Saturday, October 30, 2010

Solace


Today, curled up in bed, I read books one and two of the Hunger Games trilogy cover to cover.


I started when I needed lamplight in order to see the page and ended as I heard Tina wheeling her trash can to the curb, light slanting in low through the bedroom window.

At noon, I heard soft footfalls on the porch and made some vain attempts to make my hair presentable.

Delivered to me in bed by my friend and neighbor was the most exquisite creation-- a small, square plate adorned with three raspberries and a chocolate muffin of sorts (topped with whipped cream) that dazzled with its richness as it (quite literally) melted in my mouth.



All plans to exercise and work on the house went out the window today.
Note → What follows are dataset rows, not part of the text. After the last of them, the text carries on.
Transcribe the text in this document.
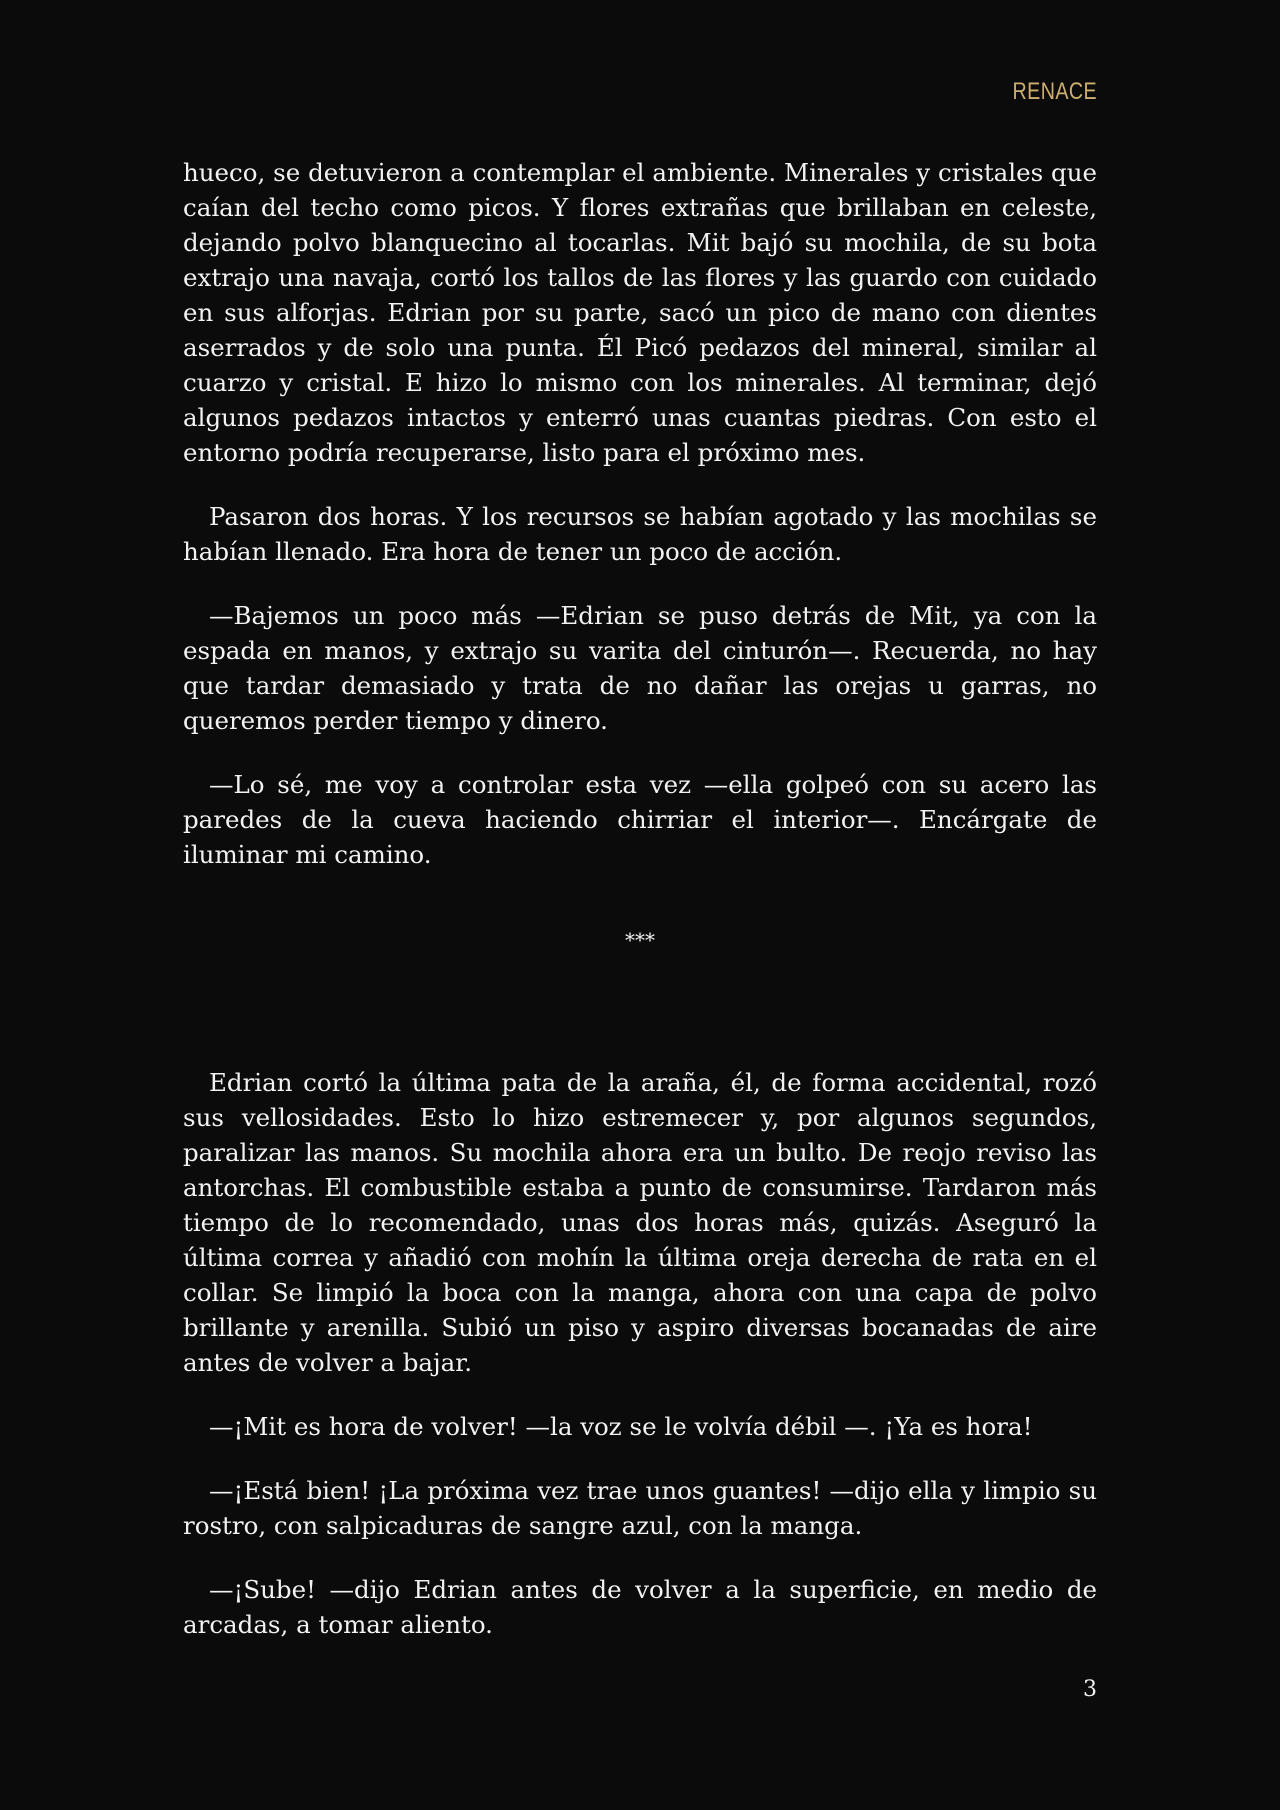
RENACE

hueco, se detuvieron a contemplar el ambiente. Minerales y cristales que caían del techo como picos. Y flores extrañas que brillaban en celeste, dejando polvo blanquecino al tocarlas. Mit bajó su mochila, de su bota extrajo una navaja, cortó los tallos de las flores y las guardo con cuidado en sus alforjas. Edrian por su parte, sacó un pico de mano con dientes aserrados y de solo una punta. Él Picó pedazos del mineral, similar al cuarzo y cristal. E hizo lo mismo con los minerales. Al terminar, dejó algunos pedazos intactos y enterró unas cuantas piedras. Con esto el entorno podría recuperarse, listo para el próximo mes.

Pasaron dos horas. Y los recursos se habían agotado y las mochilas se habían llenado. Era hora de tener un poco de acción.

—Bajemos un poco más —Edrian se puso detrás de Mit, ya con la espada en manos, y extrajo su varita del cinturón—. Recuerda, no hay que tardar demasiado y trata de no dañar las orejas u garras, no queremos perder tiempo y dinero.

—Lo sé, me voy a controlar esta vez —ella golpeó con su acero las paredes de la cueva haciendo chirriar el interior—. Encárgate de iluminar mi camino.

***

Edrian cortó la última pata de la araña, él, de forma accidental, rozó sus vellosidades. Esto lo hizo estremecer y, por algunos segundos, paralizar las manos. Su mochila ahora era un bulto. De reojo reviso las antorchas. El combustible estaba a punto de consumirse. Tardaron más tiempo de lo recomendado, unas dos horas más, quizás. Aseguró la última correa y añadió con mohín la última oreja derecha de rata en el collar. Se limpió la boca con la manga, ahora con una capa de polvo brillante y arenilla. Subió un piso y aspiro diversas bocanadas de aire antes de volver a bajar.

—¡Mit es hora de volver! —la voz se le volvía débil —. ¡Ya es hora!

—¡Está bien! ¡La próxima vez trae unos guantes! —dijo ella y limpio su rostro, con salpicaduras de sangre azul, con la manga.

—¡Sube! —dijo Edrian antes de volver a la superficie, en medio de arcadas, a tomar aliento.

3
It was the most decadent thing, giving myself permission to take solace in things that comfort me and to accept offerings of solace from others.


A reminder that it's important to let others nurture us, to nurture ourselves, and to embrace the sometimes mysterious nature of what we find nurturing.

Life is, after all, so fragile.

Learning how to care for what we have is as important as learning how to gracefully let go...

With helicopters in the air searching for a downed plane in the Winds that carried a father and his three sons, GG's death on Thursday night, and a friend's loss of his mother earlier this month, the grieving part of that graceful goodbye is on my mind.

W. H. Auden's words, captured and complimented by an unforgettable accent in Three Weddings and a Funeral (love that movie), remain for me the most eloquent summation of loss.


And yet good always comes from pain, ultimately-- just as birth comes from death and light from darkness. After all, aren't we part of the biggest recycling program around? The law of conservation of mass would have us believe so and I find solace in that. Nothing is ever truly gone; some elements remain while others transform.